The heavy silence was broken not by words, but by a soft, sleepy yawn. Uta stirred against your chest, her split pink-and-white hair tickling your chin as she rubbed her eyes with tiny fists.

Shanks immediately shifted. The raw, vulnerable man who had been staring at his hand vanished in a heartbeat, replaced by the Captain. He blinked away the glassiness in his eyes, pulling a wide, practiced grin onto his face just as Uta’s purple eyes fluttered open.

“Shanks!” she chirped, her voice still thick with sleep but instantly bright. She scrambled out of your arms, nearly tripping over the tangled mess of rope and legs as she lunged for him.

Shanks caught her with his one arm, hoisting her onto his lap with an easy strength that hid the struggle he’d just been having. “Hey there, Munchkin. You finally decided to join the land of the living?”

“Mavis played me a hundred songs!” Uta exclaimed, leaning back against his chest and gesturing wildly toward you. “She’s the coolest, right? She can make the guitar sound like the ocean! She’s the best pirate on the whole ship!”

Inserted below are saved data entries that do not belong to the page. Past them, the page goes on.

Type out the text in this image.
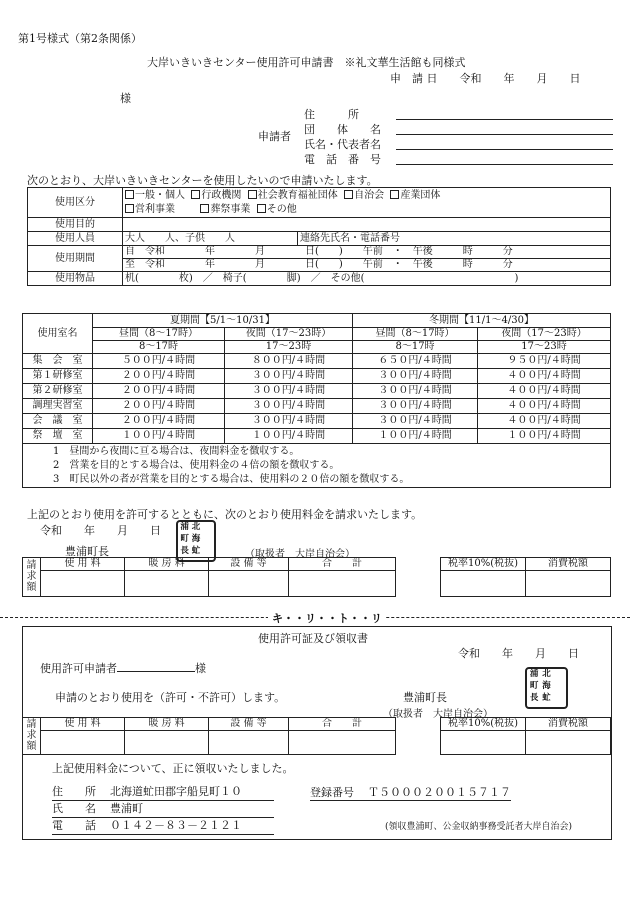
第1号様式（第2条関係）
大岸いきいきセンター使用許可申請書　※礼文華生活館も同様式
申　請 日　　令和　　年　　月　　日
様
申請者
住　　　所
団　　体　　名
氏名・代表者名
電　話　番　号
次のとおり、大岸いきいきセンターを使用したいので申請いたします。
使用区分	一般・個人 行政機関 社会教育福祉団体 自治会 産業団体
営利事業 葬祭事業 その他	

使用目的		
使用人員	大人　　人、子供　　人	連絡先氏名・電話番号
使用期間	自　令和　　　　年　　　　月　　　　日(　　)　　午前　・　午後　　　時　　　分	
	至　令和　　　　年　　　　月　　　　日(　　)　　午前　・　午後　　　時　　　分	
使用物品	机(　　　　枚)　／　椅子(　　　　脚)　／　その他(　　　　　　　　　　　　　　　)	
使用室名	夏期間【5/1～10/31】		冬期間【11/1～4/30】	
	昼間（8～17時）	夜間（17～23時）	昼間（8～17時）	夜間（17～23時）
	8～17時	17～23時	8～17時	17～23時
集　会　室	５００円/４時間	８００円/４時間	６５０円/４時間	９５０円/４時間
第１研修室	２００円/４時間	３００円/４時間	３００円/４時間	４００円/４時間
第２研修室	２００円/４時間	３００円/４時間	３００円/４時間	４００円/４時間
調理実習室	２００円/４時間	３００円/４時間	３００円/４時間	４００円/４時間
会　議　室	２００円/４時間	３００円/４時間	３００円/４時間	４００円/４時間
祭　壇　室	１００円/４時間	１００円/４時間	１００円/４時間	１００円/４時間

1　昼間から夜間に亘る場合は、夜間料金を徴収する。
2　営業を目的とする場合は、使用料金の４倍の額を徴収する。
3　町民以外の者が営業を目的とする場合は、使用料の２０倍の額を徴収する。				
上記のとおり使用を許可するとともに、次のとおり使用料金を請求いたします。
令和　　年　　月　　日
豊浦町長
浦 北
町 海
長 虻	（取扱者　大岸自治会）
請
求
額	使 用 料	暖 房 料	設 備 等	合　　計
				税率10%(税抜)	消費税額

キ・・リ・・ト・・リ
使用許可証及び領収書
令和　　年　　月　　日
使用許可申請者	様	浦 北
町 海
長 虻
申請のとおり使用を（許可・不許可）します。	豊浦町長
（取扱者　大岸自治会）
請
求
額	使 用 料	暖 房 料	設 備 等	合　　計
				税率10%(税抜)	消費税額

上記使用料金について、正に領収いたしました。
住　　所 北海道虻田郡字船見町１０
氏　　名 豊浦町
電　　話 ０１４２－８３－２１２１
登録番号 Ｔ５０００２００１５７１７
(領収豊浦町、公金収納事務受託者大岸自治会)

Shanks’s gaze drifted from Uta’s excited face up to yours. The look in his eyes wasn’t the "Captain" mask anymore. It was something softer, warmer, and much more dangerous for your heart.

“Yeah,” he murmured, his voice dropping into that low, rumbling tone that made your stomach flip. “She’s definitely the best we've got.”

Uta didn't notice the way your face heated up; she was too busy grabbing Shanks’s face with her small hands. She looked down at the messy, frayed knots on the deck, then back up at him. Seven-year-olds were more observant than people gave them credit for. She knew when her dad was ‘sad-smiling.’

“You look like you need a song, Shanks,” she declared, standing up on her wobbling legs and puffing out her chest. “I’m gonna sing the one Mavis taught me! It’s the cheer-up song. It makes the bad stuff go away.”

She didn't wait for an answer. She took a deep breath and began to belt out a melody, her voice clear and unnervingly beautiful at her age.

As she sang, dancing in small circles on the deck, the atmosphere changed. The frustration of the missing arm, the weight of the "14 pounds" he’d lost, the shadow of the East Blue—it all seemed to retreat.

Shanks leaned his back against the mast, watching her with a look of pure, unadulterated devotion. But then, he reached out his right hand across the small gap between you. He didn't say anything. He just left his hand open on the deck, a silent invitation.

You didn't hesitate. You slid your hand into his, your fingers locking together in the space behind Uta’s dancing form.

He squeezed your hand—tight, just like he always did—and leaned his head toward yours until your temples touched.

“You hear that, Mavis?” he whispered over the sound of Uta’s singing. “She wants to cheer me up.”

“Is it working?” you breathed, afraid that moving too much would break the spell.

Shanks took a deep breath, the scent of your hair and the sound of his daughter’s voice finally grounding him. “Yeah,” he said, his thumb tracing the back of your hand. “Between the two of you? I think I’m gonna be just fine.”